The Japanese Yen has continued to lose value against the big three (Dollar, Euro, Pound) as talk of further central bank intervention provoked traders to transfer out of the currency. Our clients are using this opportunity to stock up on Yen in the near term, we have witnessed this type of currency manipulation before and it hasn’t ever had a prolonged effect.
Swiss franc buyers have benefitted from the jump in the GBP/CHF rate of exchange due to lower inflation forecasts out to 2012 which could resonate around the market for sometime and should keep the Franc under pressure. The reality is the market is still long Francs and the news out of the SNB was much more dovish than anyone could have expected.
The SNB stepped back from an aggressive campaign of intervening to hold down the super-strong franc in June, saying that it would reenter the market only if it saw fresh signs of deflation- a trend that is exacerbated as a strong currency makes imports cheaper.
Inflation data is the driving force behind most long term Forex moves due to its impact upon central bank policy.
The Australian dollar is still charging forward in value, reaching a 2 year high against the greenback and still gaining against the Euro, Pound and Yen. Mainly driven by it’s high yield advantage against the much lower yielding reserve currencies. This trend will be likely to continue as long as risk appetite and the global recovery remain intact.
Our clients have been really stocking up on Australian dollars over the past year and they are enjoying the 5% interest rates and capital appreciation. A £100k investment in the Australian Dollar this time last year is now worth £120,000 if it was sold back into the market today with the added bonus of earning 5% interest throughout.

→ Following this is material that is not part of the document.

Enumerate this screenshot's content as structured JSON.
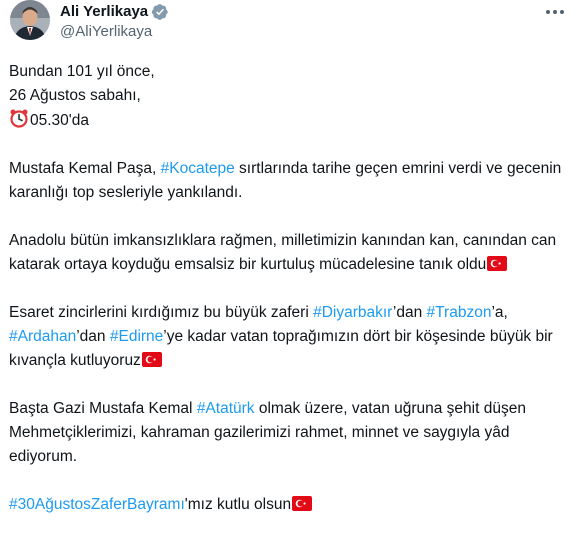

On a larger scale the banks are participating in ‘carry trades’ which allows them to borrow from central banks at 0.5% here or 0.25% in Japan, they then shift those funds into Australian dollars and earn a hefty yield premium on their borrowed money. The carry trade is very popular for obvious reasons and as long as inflation remains low here and high there the rate of exchange is likely to continue dropping.